Geek: What were some foodimals that were left on the table?

Cody Cameron: Well the Tyranna-smore-us only shows up in the 2-D coda but there used to be a scene in the body of the film where our gang was hiking across the crème brulee glacier, and they came across this Tyranna-smore-us that was basically made up of graham cracker mouth, chocolate teeth, marshmallow body. It kind of changed to an ice cream glacier, and we felt we had too many monsters with the cheesespider and tacodile, so it fell by the wayside.

Pearn: We had a Spam whale, which was a can of Spam with a tail. That was kind of dumb. And the one that makes me laugh, to this day, is the Cumin Being.

Geek: Did you guys play with your food as kids?

Pearn:
I grew up on a farm with brothers, so we didn’t have a lot of time to play. Mom would drop the bacon in the middle of the table and it was a kind of a hockey scrum to get as much of it as you could.

Cameron: When Kris and I first started developing this film, we both were talking about pickles and strawberries as one of the main foods we wanted to do. So I spent a Sunday carving up produce and using map tacks for eyes, and I also wanted to photograph them in natural sunlight and natural setting to help show the studio what it could look like. I took these photos and used them as part of the pitch.

Pearn: It really sold the movie.

Cameron: It was really fun, too. It was like getting to play in the backyard with toys.

Geek: What were the movies you loved as kids?

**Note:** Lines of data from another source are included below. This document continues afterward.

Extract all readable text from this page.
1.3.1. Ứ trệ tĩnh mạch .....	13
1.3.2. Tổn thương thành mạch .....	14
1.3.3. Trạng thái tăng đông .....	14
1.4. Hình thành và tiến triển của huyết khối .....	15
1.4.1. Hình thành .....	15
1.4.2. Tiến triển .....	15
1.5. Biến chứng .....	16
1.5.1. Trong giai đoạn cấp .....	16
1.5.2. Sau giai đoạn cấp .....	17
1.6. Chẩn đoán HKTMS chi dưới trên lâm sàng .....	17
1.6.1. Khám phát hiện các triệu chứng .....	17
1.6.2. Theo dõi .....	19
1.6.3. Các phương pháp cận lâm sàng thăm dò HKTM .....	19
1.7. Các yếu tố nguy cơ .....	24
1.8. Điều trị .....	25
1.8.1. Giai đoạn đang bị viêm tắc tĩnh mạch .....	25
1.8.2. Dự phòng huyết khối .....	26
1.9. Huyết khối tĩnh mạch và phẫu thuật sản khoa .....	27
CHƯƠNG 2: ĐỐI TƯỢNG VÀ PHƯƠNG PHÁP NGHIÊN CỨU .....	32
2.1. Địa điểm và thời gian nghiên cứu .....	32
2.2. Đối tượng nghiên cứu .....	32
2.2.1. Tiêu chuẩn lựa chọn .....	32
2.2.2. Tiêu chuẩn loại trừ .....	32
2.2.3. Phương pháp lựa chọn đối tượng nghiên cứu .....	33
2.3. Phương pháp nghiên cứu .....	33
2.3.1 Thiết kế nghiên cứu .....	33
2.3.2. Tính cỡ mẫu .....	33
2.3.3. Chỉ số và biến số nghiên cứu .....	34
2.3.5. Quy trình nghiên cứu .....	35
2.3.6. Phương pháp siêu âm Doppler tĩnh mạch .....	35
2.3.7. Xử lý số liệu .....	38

Cameron: Definitely the “Star Wars” stuff, and any kind of George Lucas or Steven Spielberg thing were pretty influential on this film. But also a lot of Disney animation for me.

Pearn: I grew up watching Warner Brothers [“Looney Tunes”] on one of the three channels we got on the weekends, and obsessed with that kind of comedy. And when I saw “The Secret Of Nimh” the first time, that blew my mind – the Don Bluth hands. But a lot of live-action references in this film we were on our sleeve, like “The Goonies,” “Gremlins,” “E.T.,” “Teen Wolf.”

Geek: Is Flint’s relationships with Sam and the other friends tested once he enters the world of his idol, Chester V?

Pearn: One of the things that got us excited when we were breaking the story was the idea of graduating Flint. [In the first film] he’s the only guy in a lab coat, but what happens when he goes to a place where everyone is in a lab coat? It is a little like going to high school or any kind of upgrade in life. And the empathetic sinew that pulls the movie together is this idea of “you get the girl, but how do you keep the girl?” How do you keep your friends as you go through the changes of life?

Cameron: How do you keep your friends when you have old friends and new friends, and want to keep everyone happy?

Pearn: We looked at a lot of ’80s movie references for that, like the “Can’t Buy Me Teen Wolf.”

Geek: When it came to your voice talent, what were some of the surprises you encountered?
Cameron: There was a pleasant surprise from Will because he would do a line over and over again, maybe 30 times, and each one was slightly different. And at a certain point he would try really different takes, and really explore different ways of saying a line.

Pearn: Definitely, with James Caan, I was surprised in our sessions with him how much he cared about the character and how method he was. He really needed to understand the motivation for everything. So Cody [who also voices Dill Pickle in the movie] would be working opposite him, doing the pickle voices and James Caan would just go with it and be completely in it. And he’d bring a lot of physicality to it.

Geek: Is it OK to be conflicted about the animals because they are cute but I also want to eat them? Like the cute little Barry strawberry, do I eat him or cuddle him?

Cameron: You cuddle him but the jelly they squirt out is safe to eat. So basically we’re telling kids not to eat vegetables anymore? [laughs]

Pearn: Eat the vegetable byproduct. I never stopped eating anything, but maybe that’s part of my personal problem!

Cameron: Maybe the food creatures will strike some sort of deal that when they die, you can eat them.

Pearn: Or when they’re sleeping, at least. You know, if you sneak up on them, it’s OK!